“Naquela mesa tá faltando ele e a saudade dele tá doendo em mim”… Citando em seu voto a música que Sérgio Bittencourt fez para o pai falecido, Jacob do Bandolim, o desembargador André Leite Praça acatou em parte recurso da viúva de V.S.B., M.C.B., e os três filhos do casal, autores de ação indenizatória por danos morais e materiais em desfavor da empresa Expresso Santa Luzia Ltda.
No dia 5 de outubro de 1991, V. S. B. foi atropelado por um ônibus da Expresso Santa Luzia e acabou morrendo. Após julgamento da ação em primeira instância, a família de V.S.B. entrou com recurso, solicitando aumento da indenização fixada na sentença contra a empresa, além de pagamento de pensão aos quatro autores da ação. No julgamento dos recursos, a 17ª Câmara Cível do Tribunal de Justiça do Estado de Minas Gerais (TJMG) decidiu, por maioria, dar provimento em parte à apelação dos autores da ação.
Ofensa gravíssima
“Inegavelmente, o filho ou a esposa que perde o pai ou o marido em um acidente trágico e violento, como o que ceifou a vida da vítima, sofre uma dor e uma perda moral irreparáveis. E isso não necessita de discussão e nem de provas!”, observou o desembargador André Leite Praça. Por isso, ele entendeu que a reparação moral, definida na sentença em R$ 15 mil (cerca de 27,5 salários mínimos vigentes), deveria ser aumentada para 50 salários mínimos para cada um dos autores. Ele acompanhou, assim, o voto da revisora, desembargadora Márcia de Paoli Balbino, que indicou ser “incontroverso que os autores sofreram abalo moral e psicológico com a perda do ente querido, marido e pai, sendo imensurável a dor por eles sofrida em decorrência da privação definitiva da convivência com o esposo, e pai, falecido”.
A desembargadora entendeu que a ofensa sofrida pelos autores é de ordem gravíssima, e que a culpabilidade do condutor do veículo, que causou o acidente fatal por descuido e desatenção, é inequívoca, como mostrou o processo.
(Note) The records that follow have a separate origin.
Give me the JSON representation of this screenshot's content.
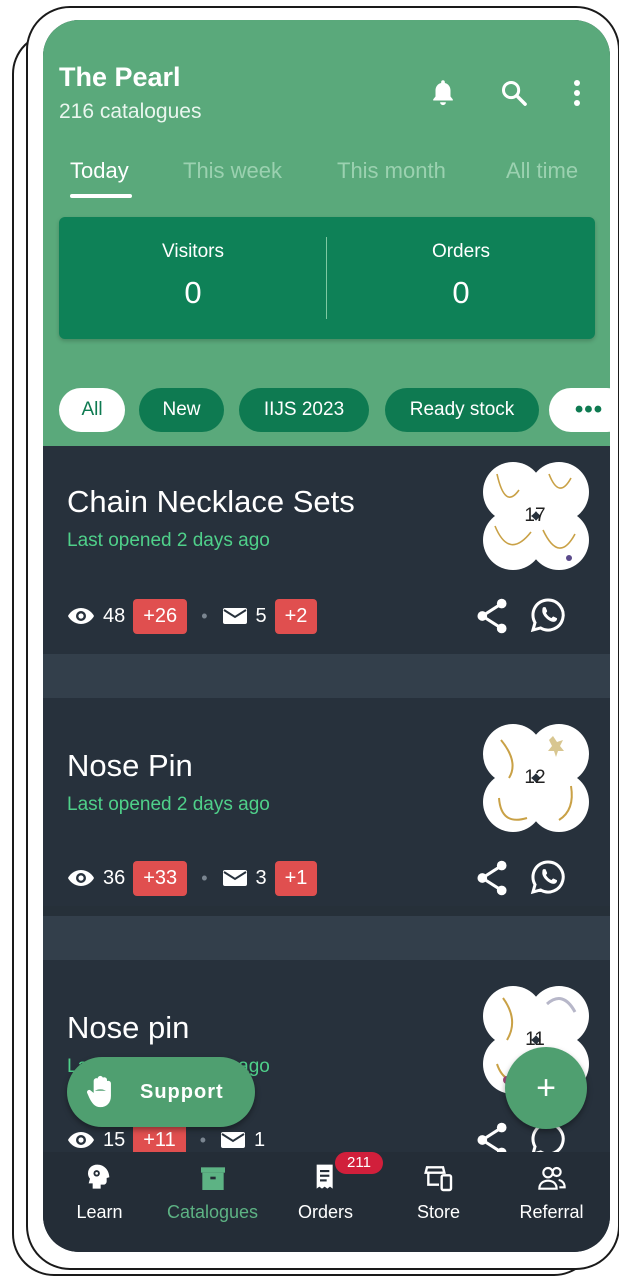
{
  "header": {
    "store_name": "The Pearl",
    "catalogue_count": "216 catalogues",
    "icons": [
      "bell-icon",
      "search-icon",
      "more-vert-icon"
    ]
  },
  "tabs": [
    {
      "label": "Today",
      "active": true
    },
    {
      "label": "This week",
      "active": false
    },
    {
      "label": "This month",
      "active": false
    },
    {
      "label": "All time",
      "active": false
    }
  ],
  "stats": {
    "visitors_label": "Visitors",
    "visitors_value": "0",
    "orders_label": "Orders",
    "orders_value": "0"
  },
  "chips": [
    {
      "label": "All",
      "active": true
    },
    {
      "label": "New",
      "active": false
    },
    {
      "label": "IIJS 2023",
      "active": false
    },
    {
      "label": "Ready stock",
      "active": false
    },
    {
      "label": "•••",
      "active": false
    }
  ],
  "catalogues": [
    {
      "title": "Chain Necklace Sets",
      "subtitle": "Last opened 2 days ago",
      "views": "48",
      "views_delta": "+26",
      "messages": "5",
      "messages_delta": "+2",
      "item_count": "17"
    },
    {
      "title": "Nose Pin",
      "subtitle": "Last opened 2 days ago",
      "views": "36",
      "views_delta": "+33",
      "messages": "3",
      "messages_delta": "+1",
      "item_count": "12"
    },
    {
      "title": "Nose pin",
      "subtitle": "Last opened 2 days ago",
      "views": "15",
      "views_delta": "+11",
      "messages": "1",
      "messages_delta": "",
      "item_count": "11"
    }
  ],
  "support": {
    "label": "Support"
  },
  "fab": {
    "label": "+"
  },
  "bottom_nav": [
    {
      "label": "Learn",
      "icon": "brain-gear-icon",
      "active": false
    },
    {
      "label": "Catalogues",
      "icon": "box-icon",
      "active": true
    },
    {
      "label": "Orders",
      "icon": "receipt-icon",
      "active": false,
      "badge": "211"
    },
    {
      "label": "Store",
      "icon": "store-icon",
      "active": false
    },
    {
      "label": "Referral",
      "icon": "people-icon",
      "active": false
    }
  ],
  "colors": {
    "header_green": "#5aa97b",
    "stats_green": "#0e8157",
    "accent_green": "#4fd08a",
    "badge_red": "#e04f4f",
    "card_dark": "#27313c"
  }
}
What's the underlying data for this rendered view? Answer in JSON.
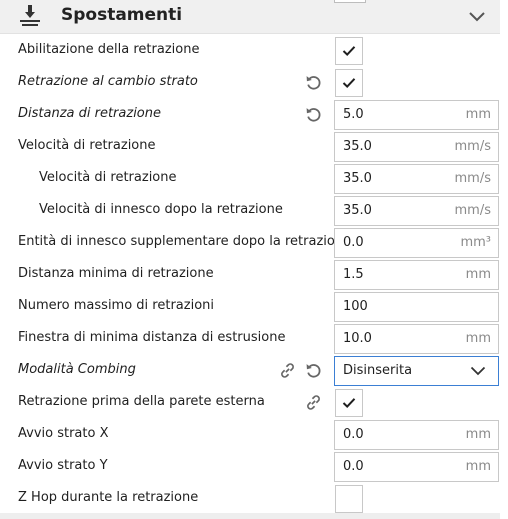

Por isso, a necessidade de aumentar a indenização para 50 salários mínimos para cada um dos autores. A desembargadora ressaltou, ainda, que fixava tal valor para não tornar a indenização irrisória, já que, para casos de morte, as indenizações fixadas pelo TJMG têm sido de aproximadamente 100 salários mínimos para cada ofendido. Reformou também a sentença para que sobre o valor da indenização incidam juros de mora desde a data do evento danoso.
Pensão para a viúva
O relator, desembargador Luciano Pinto, não entendeu que a indenização determinada na primeira instância deveria ser aumentada, mas foi voto vencido. No entanto o relator acatou, em parte, o recurso dos autores, entendendo que caberia pagamento de pensão vitalícia apenas à mulher a vítima, que dependia economicamente do falecido e que hoje tem mais de 70 anos, de onde se pressupõe o dano material que sofreu em face da perda do marido. Quanto aos filhos do falecido, o desembargador entendeu que, por todos já serem maiores de idade e não terem demonstrado nos autos impossibilidade de trabalhar, não seria o caso de também receberem pensão.
Para a viúva, a título de indenização por danos materiais, o desembargador Luciano Pinto determinou pagamento de pensão mensal vitalícia equivalente a 2/3 do salário mínimo, desde a data do falecimento do marido, sendo que os valores atrasados devem ser pagos de uma só vez, monetariamente corrigidos. Os demais desembargadores seguiram o voto do relator nesse ponto.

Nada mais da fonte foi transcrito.